# no more flash



## darkshadow (May 2, 2010)

there is will be no flash any more so dont sign any thing just ignore it until it die 
http://www.guardian.co.uk/technology/blog/2010/apr/30/microsoft-ie9-html5-video.
http://www.bit-tech.net/news/hardware/2010/04/30/apple-explains-why-no-flash-on-iphone/1.
apple + Microsoft != flash


----------



## sossego (May 2, 2010)

To me, flash is buggy; but, it has been a convenience to a lot of people. This seems to answer the question of media and still leaves the problems of games and other interactive applications.


----------



## fronclynne (May 2, 2010)

sossego said:
			
		

> To me, flash is buggy; but, it has been a convenience to a lot of people.
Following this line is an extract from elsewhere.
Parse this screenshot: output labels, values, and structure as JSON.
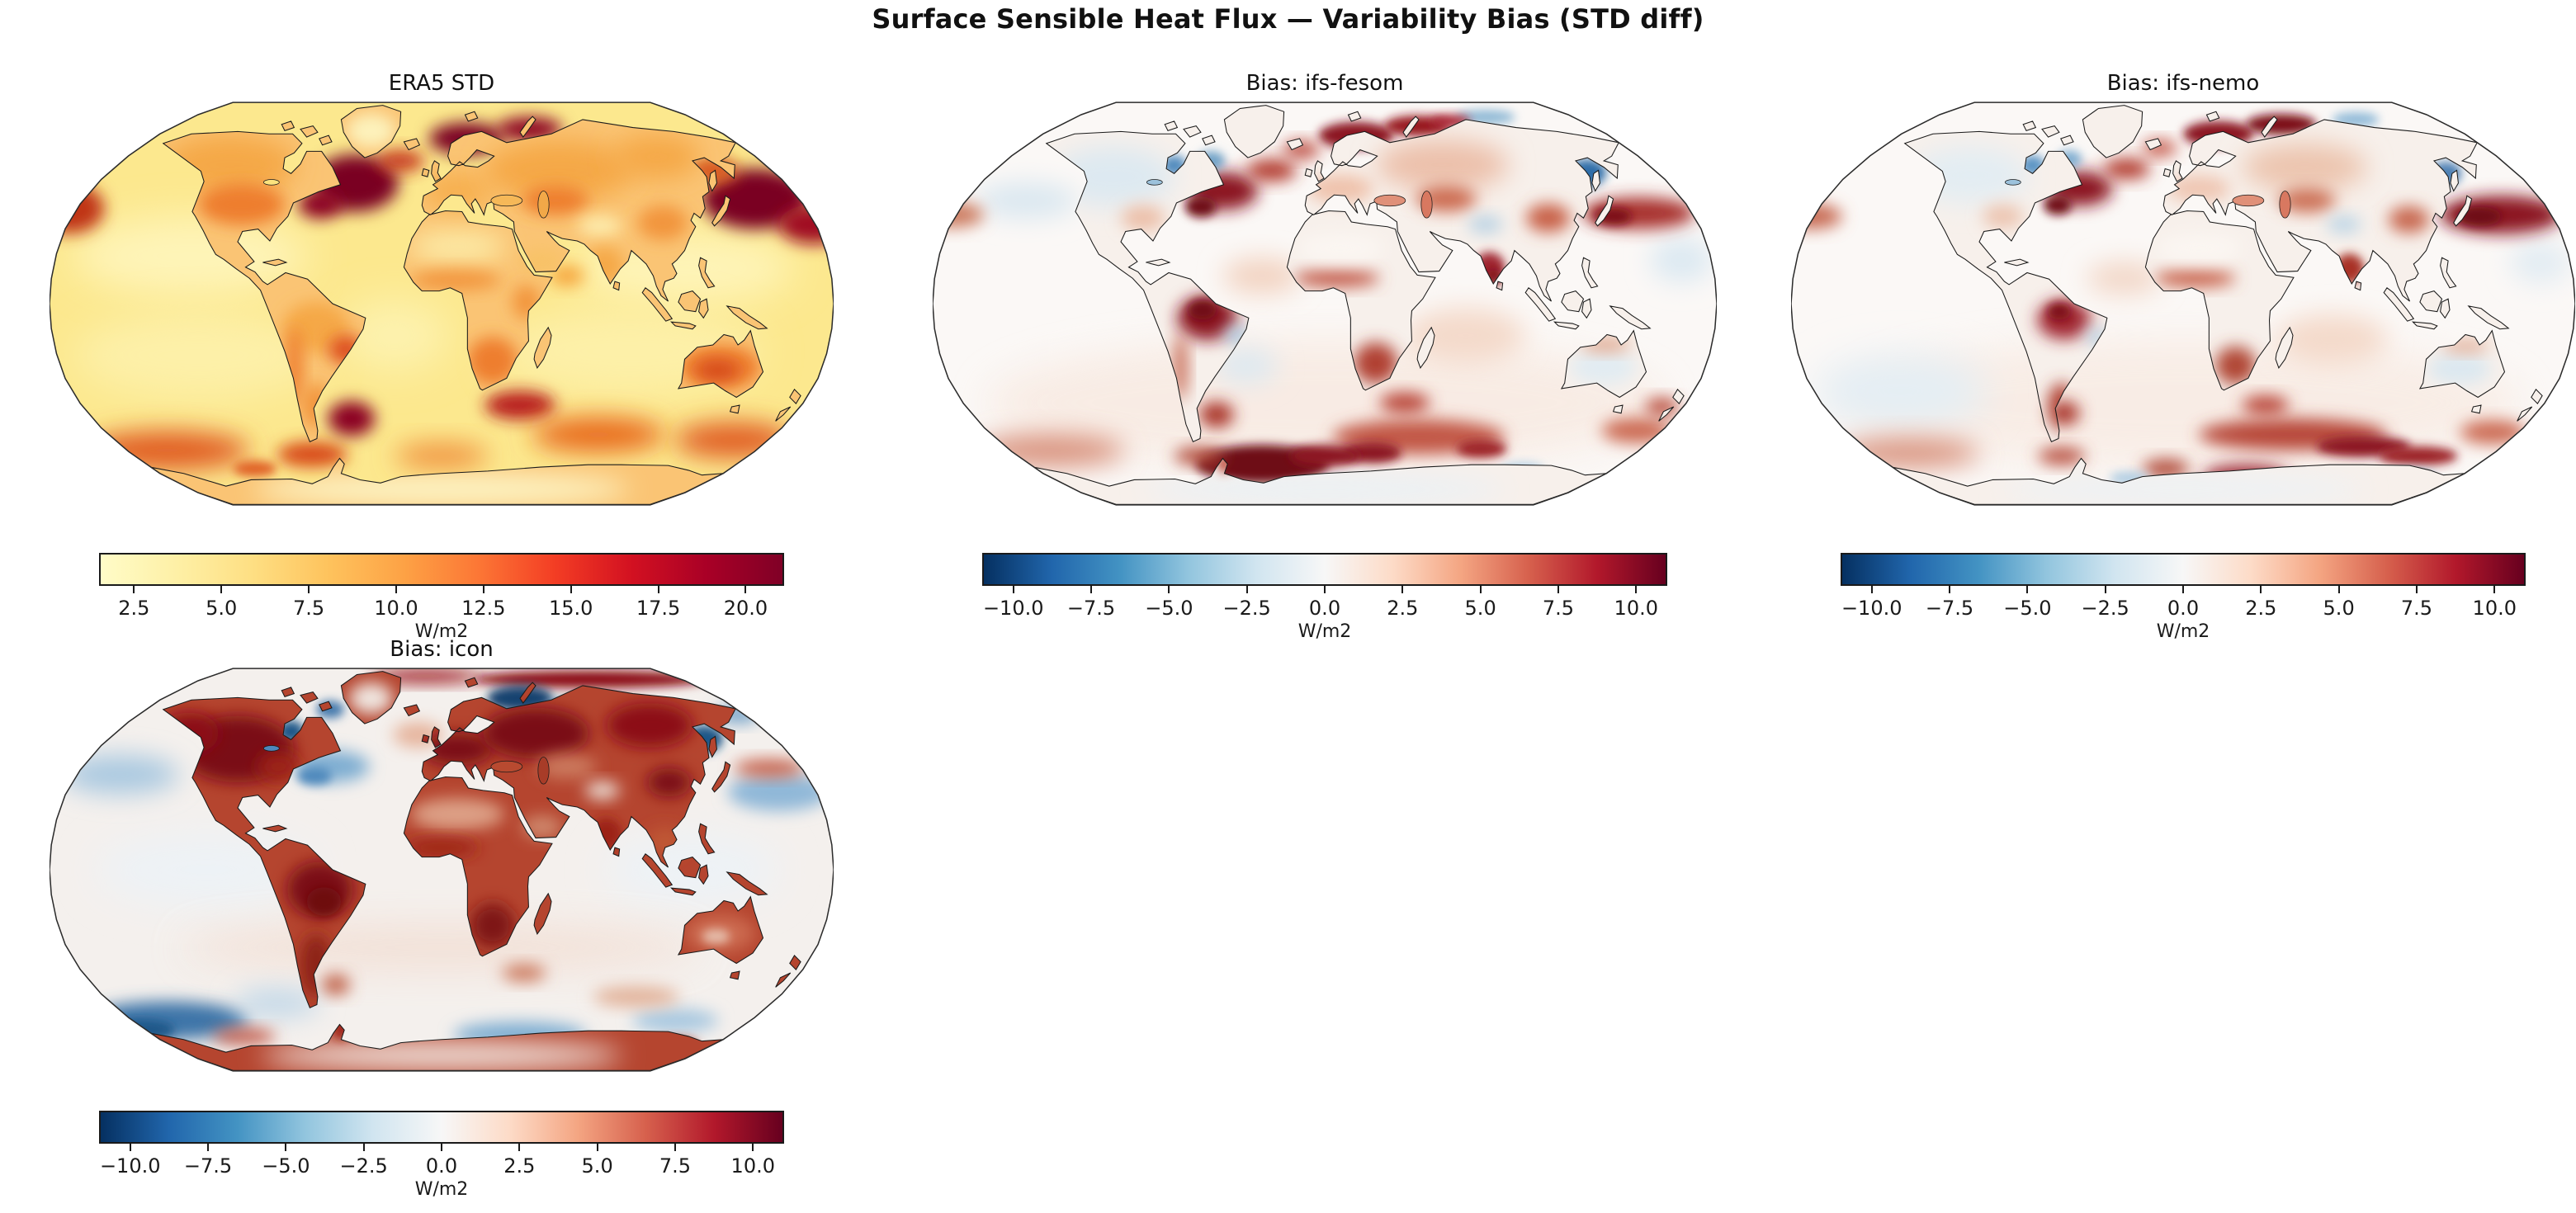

This seems to answer the question of media and still leaves the problems of games and other interactive applications.



The best games and interactive applications use variations on telnet(1).  Everything else is girly-man stuff (including this).


----------



## paean (May 4, 2010)

fronclynne said:
			
		

> The best games and interactive applications use variations on telnet(1).  Everything else is girly-man stuff (including this).



If I wasn't playing that right now, I would definitely... make believe with you and live in harmony, harmony oh love!


----------